Как видим, «наше слово гордое» и в очень давние времена, ещё в конце девятнадцатого века, когда мой дед был юным пареньком, служило далеко не только партийным обращением. Среди мастеровых русских людей оно означало самую высокую степень профессионально-трудового дружества… По дороге к этому Павлу Лаврентьевичу дед рассказывал мне, что они вместе с ним несколько лет подряд обучались и жили в Доме Трудолюбия, который был основан и существовал радением купца Батова, знаменитого талабского мецената-старообрядца.
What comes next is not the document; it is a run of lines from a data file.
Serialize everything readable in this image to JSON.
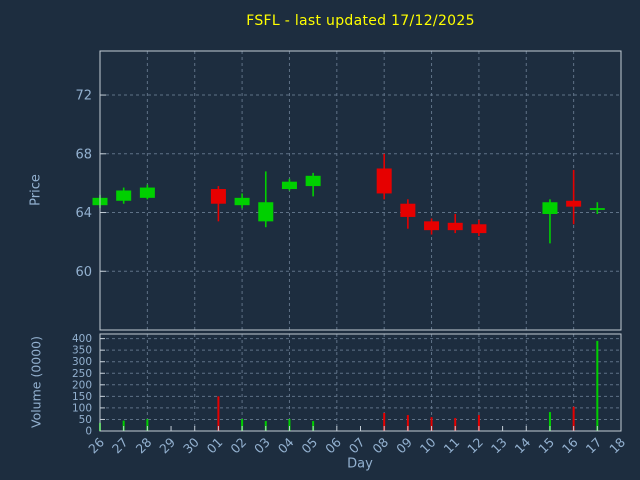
{
  "chart_data": {
    "type": "candlestick",
    "title": "FSFL - last updated 17/12/2025",
    "xlabel": "Day",
    "price_axis": {
      "label": "Price",
      "ticks": [
        60,
        64,
        68,
        72
      ],
      "ylim": [
        56,
        75
      ]
    },
    "volume_axis": {
      "label": "Volume (0000)",
      "ticks": [
        0,
        50,
        100,
        150,
        200,
        250,
        300,
        350,
        400
      ],
      "ylim": [
        0,
        420
      ]
    },
    "categories": [
      "26",
      "27",
      "28",
      "29",
      "30",
      "01",
      "02",
      "03",
      "04",
      "05",
      "06",
      "07",
      "08",
      "09",
      "10",
      "11",
      "12",
      "13",
      "14",
      "15",
      "16",
      "17",
      "18"
    ],
    "candles": [
      {
        "day": "26",
        "open": 64.5,
        "high": 65.2,
        "low": 64.3,
        "close": 65.0,
        "volume": 35
      },
      {
        "day": "27",
        "open": 64.8,
        "high": 65.7,
        "low": 64.6,
        "close": 65.5,
        "volume": 45
      },
      {
        "day": "28",
        "open": 65.0,
        "high": 65.9,
        "low": 64.9,
        "close": 65.7,
        "volume": 52
      },
      {
        "day": "01",
        "open": 65.6,
        "high": 65.8,
        "low": 63.4,
        "close": 64.6,
        "volume": 150
      },
      {
        "day": "02",
        "open": 64.5,
        "high": 65.3,
        "low": 64.3,
        "close": 65.0,
        "volume": 52
      },
      {
        "day": "03",
        "open": 63.4,
        "high": 66.8,
        "low": 63.0,
        "close": 64.7,
        "volume": 43
      },
      {
        "day": "04",
        "open": 65.6,
        "high": 66.3,
        "low": 65.5,
        "close": 66.1,
        "volume": 52
      },
      {
        "day": "05",
        "open": 65.8,
        "high": 66.7,
        "low": 65.1,
        "close": 66.5,
        "volume": 43
      },
      {
        "day": "08",
        "open": 67.0,
        "high": 68.0,
        "low": 64.9,
        "close": 65.3,
        "volume": 78
      },
      {
        "day": "09",
        "open": 64.6,
        "high": 64.9,
        "low": 62.9,
        "close": 63.7,
        "volume": 69
      },
      {
        "day": "10",
        "open": 63.4,
        "high": 63.6,
        "low": 62.5,
        "close": 62.8,
        "volume": 60
      },
      {
        "day": "11",
        "open": 63.3,
        "high": 63.9,
        "low": 62.6,
        "close": 62.8,
        "volume": 56
      },
      {
        "day": "12",
        "open": 63.2,
        "high": 63.5,
        "low": 62.4,
        "close": 62.6,
        "volume": 69
      },
      {
        "day": "15",
        "open": 63.9,
        "high": 64.9,
        "low": 61.9,
        "close": 64.7,
        "volume": 82
      },
      {
        "day": "16",
        "open": 64.8,
        "high": 66.9,
        "low": 63.2,
        "close": 64.4,
        "volume": 105
      },
      {
        "day": "17",
        "open": 64.2,
        "high": 64.7,
        "low": 63.9,
        "close": 64.3,
        "volume": 390
      }
    ],
    "legend": "none",
    "grid": "dashed",
    "colors": {
      "background": "#1d2d3f",
      "title": "#ffff00",
      "axis_text": "#93b1d0",
      "grid": "#5f7287",
      "border": "#c3cdd6",
      "up": "#00d000",
      "down": "#e60000"
    }
  }
}
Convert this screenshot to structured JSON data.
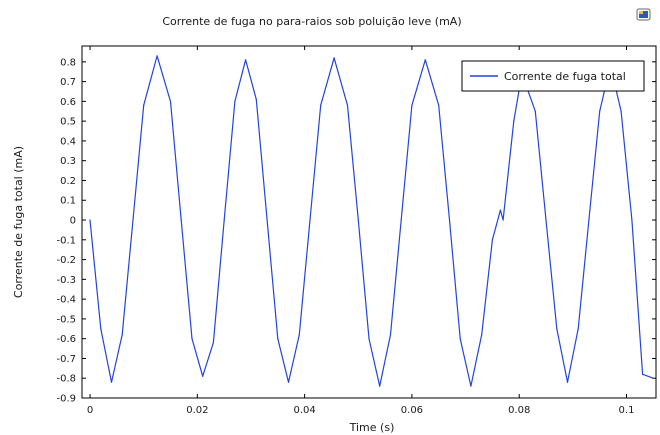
{
  "chart_data": {
    "type": "line",
    "title": "Corrente de fuga no para-raios sob poluição leve (mA)",
    "xlabel": "Time (s)",
    "ylabel": "Corrente de fuga total (mA)",
    "xlim": [
      -0.0015,
      0.1055
    ],
    "ylim": [
      -0.9,
      0.88
    ],
    "x_ticks": [
      0,
      0.02,
      0.04,
      0.06,
      0.08,
      0.1
    ],
    "x_tick_labels": [
      "0",
      "0.02",
      "0.04",
      "0.06",
      "0.08",
      "0.1"
    ],
    "y_ticks": [
      0.8,
      0.7,
      0.6,
      0.5,
      0.4,
      0.3,
      0.2,
      0.1,
      0,
      -0.1,
      -0.2,
      -0.3,
      -0.4,
      -0.5,
      -0.6,
      -0.7,
      -0.8,
      -0.9
    ],
    "y_tick_labels": [
      "0.8",
      "0.7",
      "0.6",
      "0.5",
      "0.4",
      "0.3",
      "0.2",
      "0.1",
      "0",
      "-0.1",
      "-0.2",
      "-0.3",
      "-0.4",
      "-0.5",
      "-0.6",
      "-0.7",
      "-0.8",
      "-0.9"
    ],
    "grid": false,
    "legend_position": "top-right",
    "series": [
      {
        "name": "Corrente de fuga total",
        "color": "#2244dd",
        "x": [
          0,
          0.002,
          0.004,
          0.006,
          0.008,
          0.01,
          0.0125,
          0.015,
          0.017,
          0.019,
          0.021,
          0.023,
          0.025,
          0.027,
          0.029,
          0.031,
          0.033,
          0.035,
          0.037,
          0.039,
          0.041,
          0.043,
          0.0455,
          0.048,
          0.05,
          0.052,
          0.054,
          0.056,
          0.058,
          0.06,
          0.0625,
          0.065,
          0.067,
          0.069,
          0.071,
          0.073,
          0.075,
          0.0765,
          0.077,
          0.079,
          0.0805,
          0.083,
          0.085,
          0.087,
          0.089,
          0.091,
          0.093,
          0.095,
          0.097,
          0.099,
          0.101,
          0.103,
          0.105
        ],
        "y": [
          0.0,
          -0.55,
          -0.82,
          -0.58,
          0.0,
          0.58,
          0.83,
          0.6,
          0.0,
          -0.6,
          -0.79,
          -0.62,
          0.0,
          0.6,
          0.81,
          0.61,
          0.0,
          -0.6,
          -0.82,
          -0.58,
          0.0,
          0.58,
          0.82,
          0.58,
          0.0,
          -0.6,
          -0.84,
          -0.58,
          0.0,
          0.58,
          0.81,
          0.58,
          0.0,
          -0.6,
          -0.84,
          -0.58,
          -0.1,
          0.05,
          0.0,
          0.5,
          0.74,
          0.55,
          0.0,
          -0.55,
          -0.82,
          -0.55,
          0.0,
          0.55,
          0.78,
          0.55,
          0.0,
          -0.78,
          -0.8
        ]
      }
    ]
  },
  "toolbar": {
    "icon": "window-icon"
  }
}
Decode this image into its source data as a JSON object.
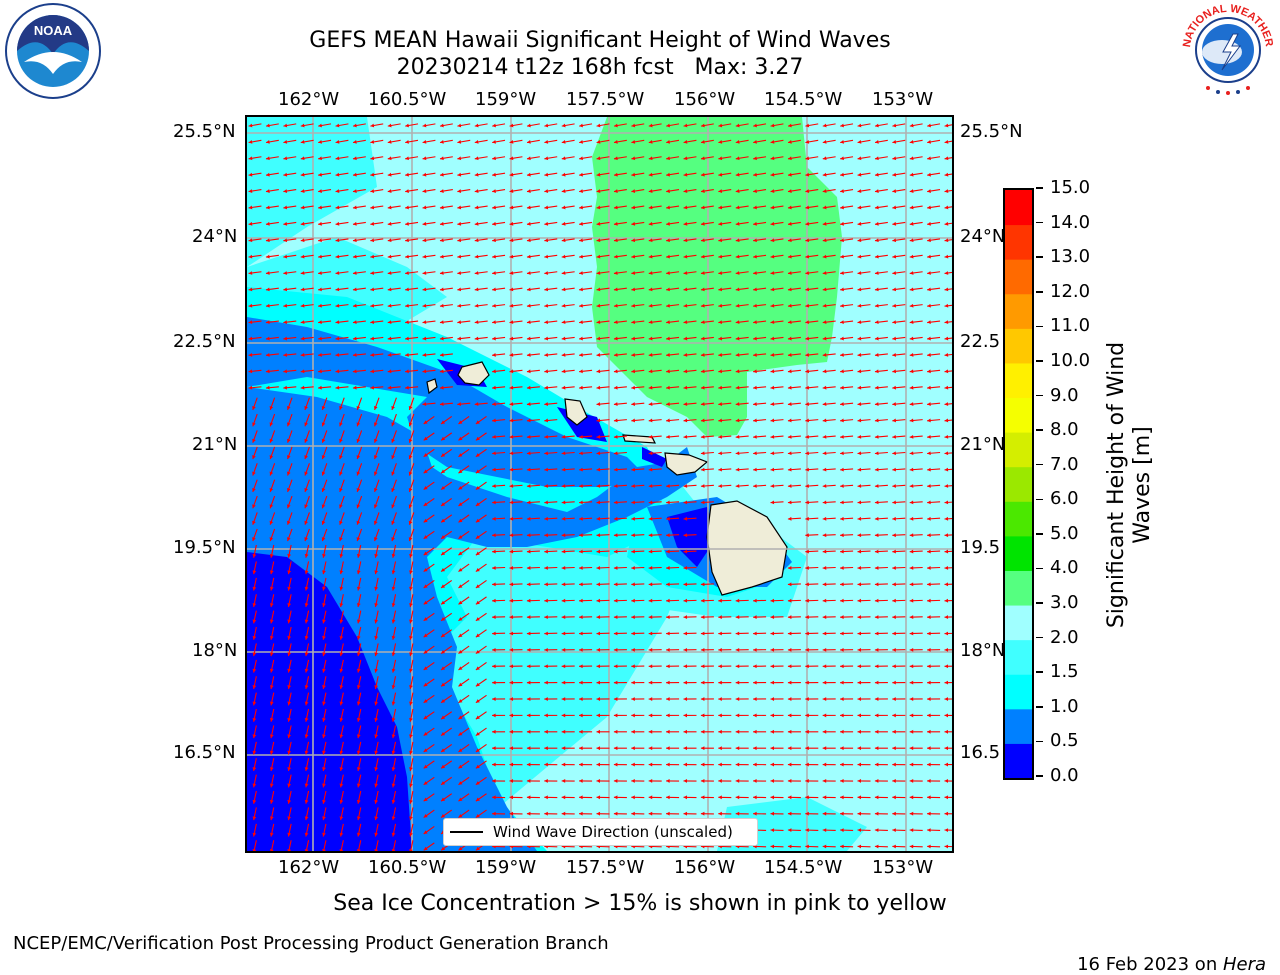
{
  "title": {
    "line1": "GEFS MEAN Hawaii Significant Height of Wind Waves",
    "line2": "20230214 t12z 168h fcst   Max: 3.27"
  },
  "map": {
    "lon_labels": [
      "162°W",
      "160.5°W",
      "159°W",
      "157.5°W",
      "156°W",
      "154.5°W",
      "153°W"
    ],
    "lat_labels_left": [
      "25.5°N",
      "24°N",
      "22.5°N",
      "21°N",
      "19.5°N",
      "18°N",
      "16.5°N"
    ],
    "lat_labels_right": [
      "25.5°N",
      "24°N",
      "22.5",
      "21°N",
      "19.5",
      "18°N",
      "16.5"
    ],
    "legend_label": "Wind Wave Direction (unscaled)",
    "colors": {
      "c0": "#0000ff",
      "c05": "#0080ff",
      "c1": "#00ffff",
      "c15": "#40ffff",
      "c2": "#a0ffff",
      "c3": "#55ff80",
      "land": "#efedd8",
      "arrow": "#ff0000",
      "grid": "#b0b0b0"
    }
  },
  "colorbar": {
    "label": "Significant Height of Wind Waves [m]",
    "label_line1": "Significant Height of Wind",
    "label_line2": "Waves [m]",
    "ticks": [
      "15.0",
      "14.0",
      "13.0",
      "12.0",
      "11.0",
      "10.0",
      "9.0",
      "8.0",
      "7.0",
      "6.0",
      "5.0",
      "4.0",
      "3.0",
      "2.0",
      "1.5",
      "1.0",
      "0.5",
      "0.0"
    ],
    "levels": [
      0.0,
      0.5,
      1.0,
      1.5,
      2.0,
      3.0,
      4.0,
      5.0,
      6.0,
      7.0,
      8.0,
      9.0,
      10.0,
      11.0,
      12.0,
      13.0,
      14.0,
      15.0
    ],
    "colors": [
      "#0000ff",
      "#0080ff",
      "#00ffff",
      "#40ffff",
      "#a0ffff",
      "#55ff80",
      "#00e400",
      "#4be800",
      "#9be800",
      "#d4ee00",
      "#f5ff00",
      "#fff000",
      "#ffc800",
      "#ff9a00",
      "#ff6a00",
      "#ff3500",
      "#ff0000"
    ]
  },
  "caption": "Sea Ice Concentration > 15% is shown in pink to yellow",
  "footer": {
    "left": "NCEP/EMC/Verification Post Processing Product Generation Branch",
    "date": "16 Feb 2023 on ",
    "machine": "Hera"
  },
  "logos": {
    "noaa": "NOAA",
    "nws": "NATIONAL WEATHER SERVICE"
  }
}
В том весьма своеобразном учебном заведении подростки из крестьянских и мещанских семейств (причём ДЛЯ поступления им надо было пройти довольно жёсткий отбор, испытание, по-нынешнему говоря, на профессиональную пригодность) могли получить не одну, а, при желании и наличии способностей, — две или даже три специальности. Да такие, что с ними эти юные труженики могли не только надёжный кусок хлеба с маслом себе в жизни обеспечить, но даже и неплохую карьеру сделать в бурно растущей промышленности тогдашнего Государства Российского… Из рассказа деда выходило, что они «оба-двое с Пашкой» обучались и слесарному, и столярному ремёслам, а добавочно — и резьбе по дереву. Но, в отличие от деда, для которого «краснодеревье» навсегда осталось только увлечением души, «художеством» (при том, что почти всегда оно ему и добрый приработок приносило), его товарищ именно это искусство избрал главным поприщем своим. И не случайно: в нём он стал потомственным мастером.